Chapitre 21 - La conversation

370 42 52
                                    

—   Tu ne poses pas la bonne question, Alya.

J'ai immédiatement levé les yeux au ciel. Je m'en fichais éperdument de poser la question qui lui plaisait ou non. C'était ma question, celle dont je voulais plus que tout connaître la réponse. Aussi, je n'ai pas hésité à lui dire :

—   J'en ai rien à faire.

Neven a souri puis s'est mis à jouer avec la nourriture dans son assiette.

—   Pourtant c'est important...

Cette fois, j'ai soupiré bruyamment. Son petit jeu avait le mérite de m'agacer très intensément. Serrant les poings, j'ai répété en articulant chaque syllabe :

—   J'ai dit que j'en avais rien à faire.

Neven a pincé les lèvres puis il s'est tourné vers la fenêtre qui donnait directement sur Silverwood. Enfin, sur ce qu'on pouvait discerner de Silverwood derrière l'immense tournesol qui trônait sur le rebord.

—   La vraie question, Alya, c'est « qui sont les sorciers de la nuit ».

Je me suis arrêtée de respirer. Était-ce sa réponse ? Devant son regard pénétrant – qu'il avait de nouveau dirigé dans ma direction – j'en ai conclu que oui. Neven était un sorcier de la nuit, et apparemment, il pensait que c'était mon cas également. C'était étrange.

Pourquoi aurait-ce été le cas ? Ma famille ne m'avait jamais parlé de ce terme, c'était comme qui dirait un mot inexistant de notre vocabulaire. Pourtant, j'étais persuadée que si ma mère s'était imaginée, ne serait-ce qu'une seconde, que ce sujet me concernait, elle m'aurait renseignée. Certes, elle me racontait peu de choses sur la magie, mais je savais ce qu'était un éveil : Elena Clarke devait s'assurer que sa progéniture saurait comment réagir face à l'arrivée de ses pouvoirs.

Nous étions formés au mieux, Nathan, Juliette et moi. Aussi, je doutais que s'il y avait vraiment eu une chance que je sois « sorcière de la nuit », ma mère ait étrangement oublié de l'évoquer. Non, c'était impossible, je n'y croyais pas.

Cependant, la curiosité me tiraillait l'esprit et j'ai fini par demander :

—   Bon, du coup, c'est quoi, « un sorcier de la nuit » ? 

Neven a hoché la tête après une courte pause, sorte de signe d'approbation à mon obéissance qui m'a fortement agacée. Je ne faisais pas ça pour lui faire plaisir, j'avais juste vraiment besoin de comprendre ce qui m'arrivait, ce qui nous arrivait.

— Dans le monde, Alya, il existe deux types de sorcellerie : la première est celle de la vie, la plus répandue. La deuxième, celle de la nuit.

—   Pourquoi la magie de la vie serait plus répandue ?

— Question de compatibilité avec les humains : les sorciers de la vie pratiquent une magie solaire et positive. Une magie plutôt inoffensive qui, même révélée, apparaît comme salvatrice pour les humains.

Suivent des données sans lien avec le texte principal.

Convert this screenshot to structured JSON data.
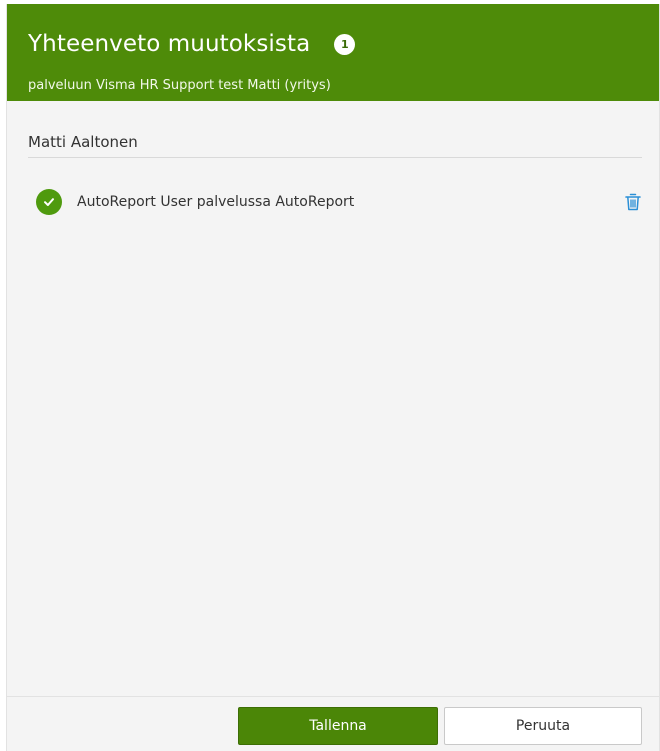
{
  "header": {
    "title": "Yhteenveto muutoksista",
    "count": "1",
    "subtitle": "palveluun Visma HR Support test Matti (yritys)"
  },
  "person": {
    "name": "Matti Aaltonen"
  },
  "changes": [
    {
      "label": "AutoReport User palvelussa AutoReport",
      "status_icon": "check-circle-icon",
      "action_icon": "trash-icon"
    }
  ],
  "footer": {
    "save_label": "Tallenna",
    "cancel_label": "Peruuta"
  },
  "colors": {
    "header_bg": "#4e8b09",
    "primary_button": "#4b8607",
    "check_green": "#4f9a0e",
    "delete_blue": "#2a8fd6"
  }
}
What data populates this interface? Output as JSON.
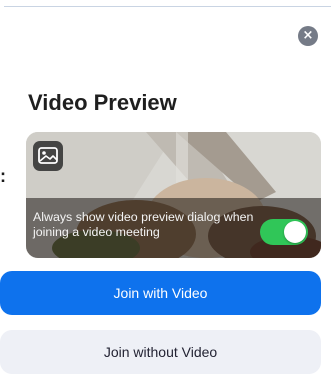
{
  "dialog": {
    "title": "Video Preview",
    "partial_text": ":",
    "close_symbol": "×",
    "preview": {
      "image_icon": "image-icon",
      "always_show_label": "Always show video preview dialog when joining a video meeting",
      "always_show_enabled": true
    },
    "join_with_video_label": "Join with Video",
    "join_without_video_label": "Join without Video"
  },
  "colors": {
    "primary": "#0e72ed",
    "toggle_on": "#30c658",
    "secondary_button": "#eef0f6"
  }
}
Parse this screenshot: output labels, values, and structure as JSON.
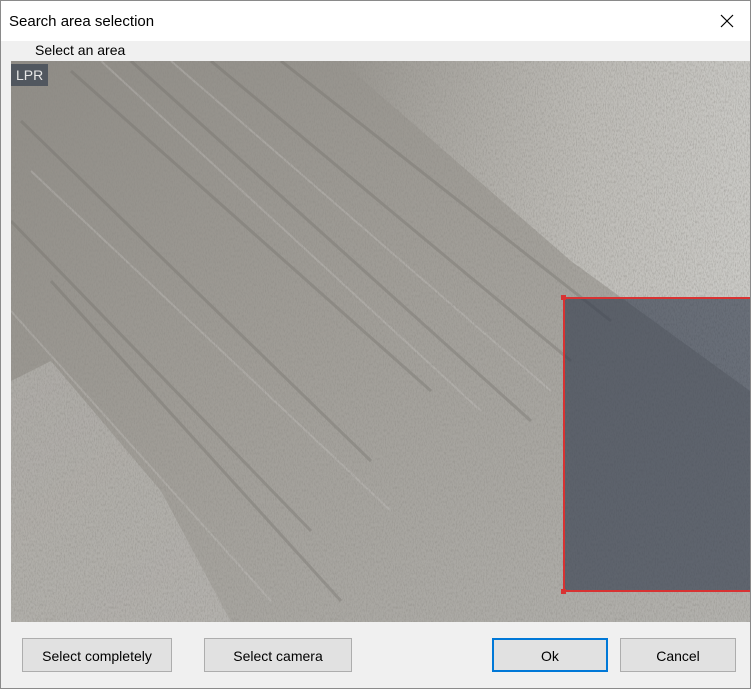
{
  "window": {
    "title": "Search area selection",
    "close_glyph": "✕",
    "subtitle": "Select an area"
  },
  "video": {
    "camera_label": "LPR",
    "scene_description_icon": "camera-frame",
    "selection_color": "#d83232"
  },
  "buttons": {
    "select_completely": "Select completely",
    "select_camera": "Select camera",
    "ok": "Ok",
    "cancel": "Cancel"
  }
}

J'ai froncé les sourcils. En effet, la magie des membres de ma famille était « positive », mais je n'aurais pas dit « inoffensive ». Neven n'avait jamais vu ma mère se mettre en colère ! Le fait de pouvoir contrôler les corps était loin d'être amusant et ça avait le mérite, parfois, de m'effrayer. Je n'ai cependant rien dit, l'ai laissé continuer, ayant trop soif des connaissances qu'il était prêt à m'apporter.

—   Les sorciers de la nuit pratiquent une magie plus... sombre, comme son nom l'indique.

Neven s'est tu et je me suis mordillé la lèvre. Qu'est-ce que ça signifiait ?

—   Sombre ? Tu veux dire quoi par là ?

Les épaules du garçon se sont tendues et son regard s'est obscurci, plongeant dans le mien avec son intensité caractéristique qui me donnait l'impression de fondre sur place.